As
nossas previsões mais catastróficas não ganharam o alcance daqueles quatro dias
em que tudo falhou excepto nós. O frio foi bem maior do que supúnhamos, as refeições
difíceis - as gentes andavam todas a comemorar a liberdade recém-nascida e não
havia onde comprar -, não tínhamos qualquer prática em fogões de campismo a
trabalhar dentro de tendas, fazia-nos falta uma casa de banho com chuveiro. E
mais. No entanto, todos nos divertimos e guardámos como bom esse interregno. As
noites tinham serões risonhos a correr devagar, cada um contando aquilo de que
se lembrava. Dos dias, pouco mais lembro. Sei que não deu para um passeio à
beira mar e nem experimentámos os fatos de banho.
No último dia, levantámos tudo e
quando olhei os meus irmãos mais novos para a distribuição do material a
carregar, embatuquei. Não me lembrara de lhes dizer para trazerem outra muda de roupa –
iam correr na praia em fato de banho de manhã à noite – e estavam tão sujos
como os ciganitos que batiam na minha porta e a nossa mãe atendia desvelada.
A minha irmã usava o vestidinho que chegara amarelo e quase não tinha cor
depois de quatro dias no corpo, a frente asfixiada por um compacto de nódoas em
camada que me intrigou, onde é que ela o tinha conseguido se quase não
saíamos da tenda.

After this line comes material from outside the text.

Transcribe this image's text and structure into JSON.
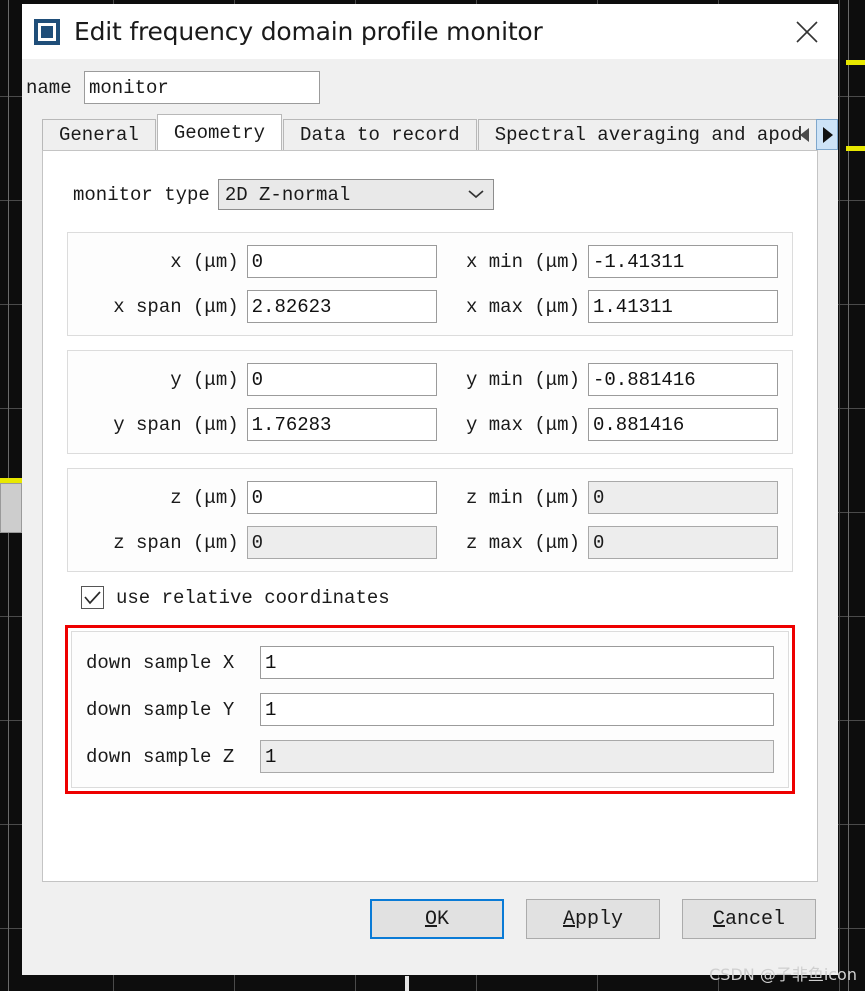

Olhei os braços dos dois e eram uma mistura de escorrimentos
de sumo e sujidade. Quanto a mim, apesar de a ter virado do avesso, enchera de
borboto a blusa emprestada que nunca despira e suponho que devia estar esguedelhada, o que não era desábito. Cada um de nós desejava um banho, o pijama e a
nossa cama com um colchão que, nessa noite, nos pareceu de penas. Não sei o que
se passou com os meus irmãos que embarquei na camionagem rodoviária, mas eu e a minha amiga chegámos a casa um
bocadinho descompostas e ganhámos duas nódoas negras nas ancas, que o chão não
é algodão.
Corolário da experiência, os
acrescentos na nossa agenda: passou a constar vestuário para chuva, sacos-cama
e mantimentos.
Provámos ser um grupo com capacidade de
singrar e gosto pela experiência; portanto, nos dias seguintes marcámos o
campismo das férias grandes: quinze dias na Zambujeira do Mar. É claro que os
meus amigos é que escolhiam, eu, no bê-à-bá marítimo, limitava-me a perguntar
apalermada, isso é onde, perto de quê.
Na
Zambujeira do Mar, para além dos meus irmãos, levei o meu primo Pedro que
passava todas as férias connosco, vindo de Madrid. Todas as noites nós duas fazíamos
contas aos gastos, a lista de compras para o dia seguinte e organizávamos os
grupos de trabalho e compras. Em termos económicos a minha amiga pagava duas
partes – a dela e a do nosso amigo ainda estudante – e eu o dobro; os meus dois
irmãos mais novos valiam por uma pessoa e apenas lavavam e arrumavam a loiça do
pequeno-almoço. Fizemos dois grupos de trabalho,- para o almoço e o jantar - um comigo e outro com ela e em cada dia uma de
nós ia às compras com um dos rapazes, ela com o amigo e eu com o Pedro. O grupo
do almoço seguia para a praia imediatamente a seguir ao pequeno-almoço, mal
arranjasse o lanche de todos - que lhe calhava carregar - voltando à tenda perto
das onze; o do jantar procedia de forma idêntica. Em cada dia, um dos rapazes
comprava o pão do pequeno-almoço enquanto o outro punha a mesa e aquecia o
leite. Era bem agradável comer o pão morno com manteiga e pensar que tínhamos um
dia todo nosso pela frente.
Não
sei o que devo a esses dias livres, mas certa é a alegria se antevejo umas horas
ou uns dias assim, de apetite. Entra-me um bem-estar meio estranho que torna vívida
essa brevidade ainda futura onde cada minuto me vale por anos de relógio. Talvez viver
seja assim, uma espera entre momentos de qualidade.